La lenteur et les danseurs de Kundera

L’écrivain, au sens noble du terme, se doit de posséder des capacités d’observateur malicieux des travers de son époque. Les plus grands savent de surcroît illustrer brillamment les plus intemporels. Chaque pouvoir tente à sa façon d’étouffer les pamphlets. Les grands bonimenteurs poursuivent le rêve secret d’occuper à l’envie le devant de la scène en cantonnant dans des réserves les contradicteurs qui ont l’outrecuidance de mettre le doigt là où cela leur fait mal. Contrôler les médias est une arme universelle. Une variante du moment consiste à noyer les étals des rayons littérature de la grande consommation de romans de gare indigents réussissant à dissimuler sous un fatras quelques perles noires dangereuses. Je range Milan Kundera parmi les écrivains « modernes » susceptibles d’irriter un temps nos histrions nationaux. Les monceaux de pâte à papier des derniers monuments de platitudes pseudo autobiographiques de starlettes éphémères du show-business ou les pavés indigestes commémorant le dixième anniversaire de la mort de Lady Di ont cette capacité d’ensevelissement. Le terrain de prédilection de ces « danseurs » étant avant tout le champ des caméras, ils se moquent sans doute comme d’une guigne de ces brûlots et peuvent s’adonner sans retenue à toutes les pitreries auxquelles les convient leurs conseillers en communication. Je relisais récemment un petit ouvrage de cet écrivain dont je guette chaque publication : « La lenteur ». N’ayant aucune prétention à la critique littéraire, je me contenterai pour vous inciter à le lire, de reproduire dans ce billet les principaux extraits d’un bon article publié sur Internet à son sujet.

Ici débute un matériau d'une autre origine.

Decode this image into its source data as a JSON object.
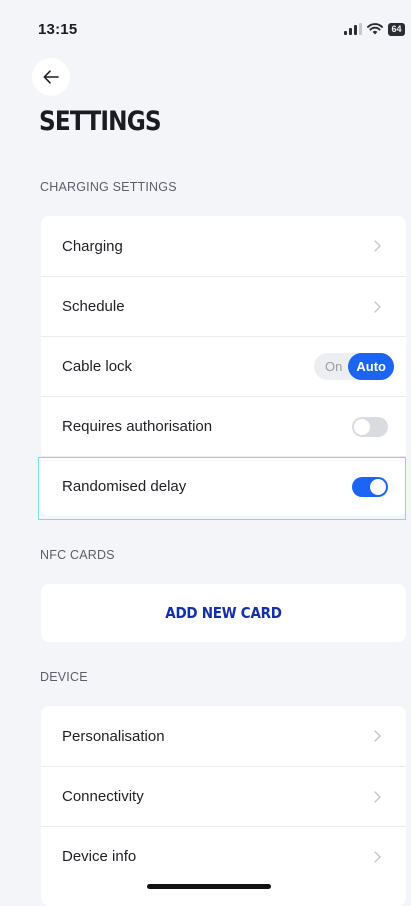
{
  "status_bar": {
    "time": "13:15",
    "battery_level": "64",
    "icons": [
      "signal-icon",
      "wifi-icon",
      "battery-icon"
    ]
  },
  "header": {
    "back_icon": "arrow-left-icon",
    "title": "SETTINGS"
  },
  "charging_settings": {
    "heading": "CHARGING SETTINGS",
    "charging_label": "Charging",
    "schedule_label": "Schedule",
    "cable_lock": {
      "label": "Cable lock",
      "options": [
        "On",
        "Auto"
      ],
      "selected": "Auto"
    },
    "requires_authorisation": {
      "label": "Requires authorisation",
      "enabled": false
    },
    "randomised_delay": {
      "label": "Randomised delay",
      "enabled": true
    }
  },
  "nfc_cards": {
    "heading": "NFC CARDS",
    "add_card_label": "ADD NEW CARD"
  },
  "device": {
    "heading": "DEVICE",
    "items": [
      {
        "label": "Personalisation"
      },
      {
        "label": "Connectivity"
      },
      {
        "label": "Device info"
      }
    ]
  },
  "colors": {
    "accent": "#1c64f2",
    "background": "#f4f5f9",
    "card": "#ffffff",
    "highlight": "#7cdcec",
    "link": "#1530a6"
  }
}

« On sait bien que Milan Kundera n'appartient pas à la nombreuse famille des écrivains «fous du volant», mais les sentiments que lui inspire le «siècle de la vitesse» le rangent même parmi les nostalgiques du petit trot. Il observe avec sévérité l'impatience des automobilistes et, bien au-delà de la sauvagerie routière, la rotation éclair des rois de l'esbroufe et des vedettes de l'Actualité Historique Planétaire Sublime. Bref, une nouvelle fois il enfonce le clou.

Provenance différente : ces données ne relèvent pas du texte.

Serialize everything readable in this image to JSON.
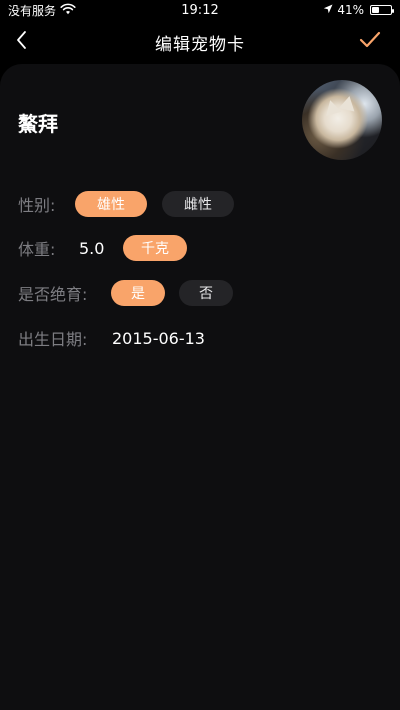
{
  "status_bar": {
    "carrier": "没有服务",
    "time": "19:12",
    "battery": "41%",
    "battery_level": 0.41
  },
  "nav": {
    "title": "编辑宠物卡"
  },
  "pet": {
    "name": "鰲拜"
  },
  "form": {
    "gender_label": "性别:",
    "gender_options": [
      "雄性",
      "雌性"
    ],
    "gender_selected": "雄性",
    "weight_label": "体重:",
    "weight_value": "5.0",
    "weight_unit": "千克",
    "neutered_label": "是否绝育:",
    "neutered_options": [
      "是",
      "否"
    ],
    "neutered_selected": "是",
    "birthday_label": "出生日期:",
    "birthday_value": "2015-06-13"
  },
  "colors": {
    "accent": "#f9a46a",
    "background": "#000000",
    "card": "#0e0e10",
    "chip_inactive": "#242427",
    "label": "#7d7d82"
  },
  "icons": {
    "back": "chevron-left-icon",
    "done": "checkmark-icon",
    "wifi": "wifi-icon",
    "location": "location-arrow-icon",
    "battery": "battery-icon"
  }
}
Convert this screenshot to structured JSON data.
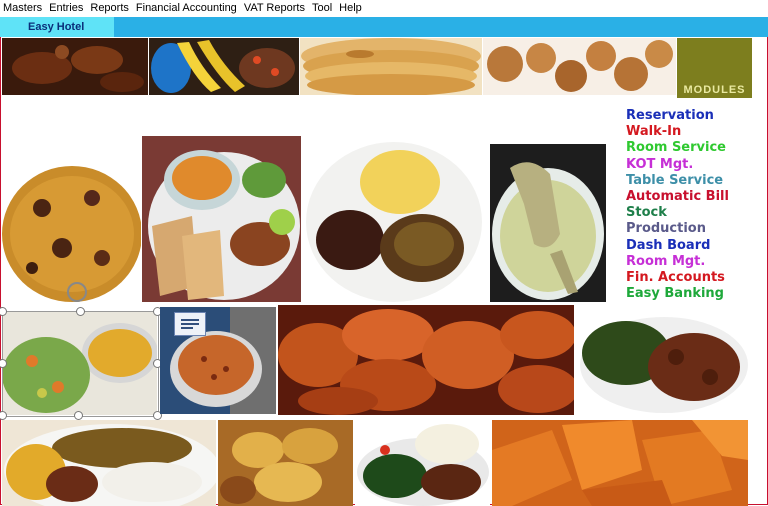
{
  "menu": [
    {
      "label": "Masters"
    },
    {
      "label": "Entries"
    },
    {
      "label": "Reports"
    },
    {
      "label": "Financial Accounting"
    },
    {
      "label": "VAT Reports"
    },
    {
      "label": "Tool"
    },
    {
      "label": "Help"
    }
  ],
  "app": {
    "title": "Easy Hotel"
  },
  "modules_panel": {
    "label": "MODULES"
  },
  "modules": [
    {
      "label": "Reservation",
      "color": "#1a2fb8"
    },
    {
      "label": "Walk-In",
      "color": "#d4181f"
    },
    {
      "label": "Room Service",
      "color": "#2fc930"
    },
    {
      "label": "KOT Mgt.",
      "color": "#c62fd6"
    },
    {
      "label": "Table Service",
      "color": "#3d8fa8"
    },
    {
      "label": "Automatic Bill",
      "color": "#c8102e"
    },
    {
      "label": "Stock",
      "color": "#1e7f4a"
    },
    {
      "label": "Production",
      "color": "#5a5a8a"
    },
    {
      "label": "Dash Board",
      "color": "#1a2fb8"
    },
    {
      "label": "Room Mgt.",
      "color": "#c62fd6"
    },
    {
      "label": "Fin. Accounts",
      "color": "#d4181f"
    },
    {
      "label": "Easy Banking",
      "color": "#1ea83a"
    }
  ],
  "colors": {
    "menu_bg": "#ffffff",
    "title_bar": "#2ab0e6",
    "title_tab": "#5fe3f7",
    "title_text": "#0a2f7a",
    "modules_box": "#7d7e1e",
    "frame_border": "#c8102e"
  }
}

Et à ce clou il accroche une oeuvre de petit format, intitulée La lenteur. Au premier plan: la «casserole de la célébrité», ustensile exécré du maître. Au second plan: un château dans un coin de verdure. En s'approchant, on peut voir une piscine au bord de laquelle un jeune couple est en train de faire l'amour, sous les yeux de quelques curieux... A la fenêtre d'une chambre, Kundera lui-même. Derrière lui, sa femme, Véra. Et, dans un lointain à la Watteau, un spectre en costume XVIIIe croise un jeune motard. Explication: l'auteur et son épouse passent la nuit dans un château-hôtel également occupé par des congressistes, dont fait partie le jeune couple, et hanté par les personnages d'un récit de Vivant Denon, Point de lendemain, dont fait partie le spectre. Une forte ironie pèse sur ce tableautin, exécuté d'un trait appuyé.

Sous ses airs de pochade, cette ouvre est un pamphlet. Selon l'artiste, il suffit de comparer notre société à celle du XVIIIe pour constater l'étendue des dégâts. Le monde sur lequel brillaient les Lumières n'était qu'étincelle, vivacité, prompte repartie. Aujourd'hui, les projecteurs semblent braqués sur des lourdauds pressés. Leurs pensées se traînent, mais ils pilotent de grosses cylindrées qui leur font battre des records de rapidité. Le port du casque vient un peu tard: l'intelligence est déjà en capilotade.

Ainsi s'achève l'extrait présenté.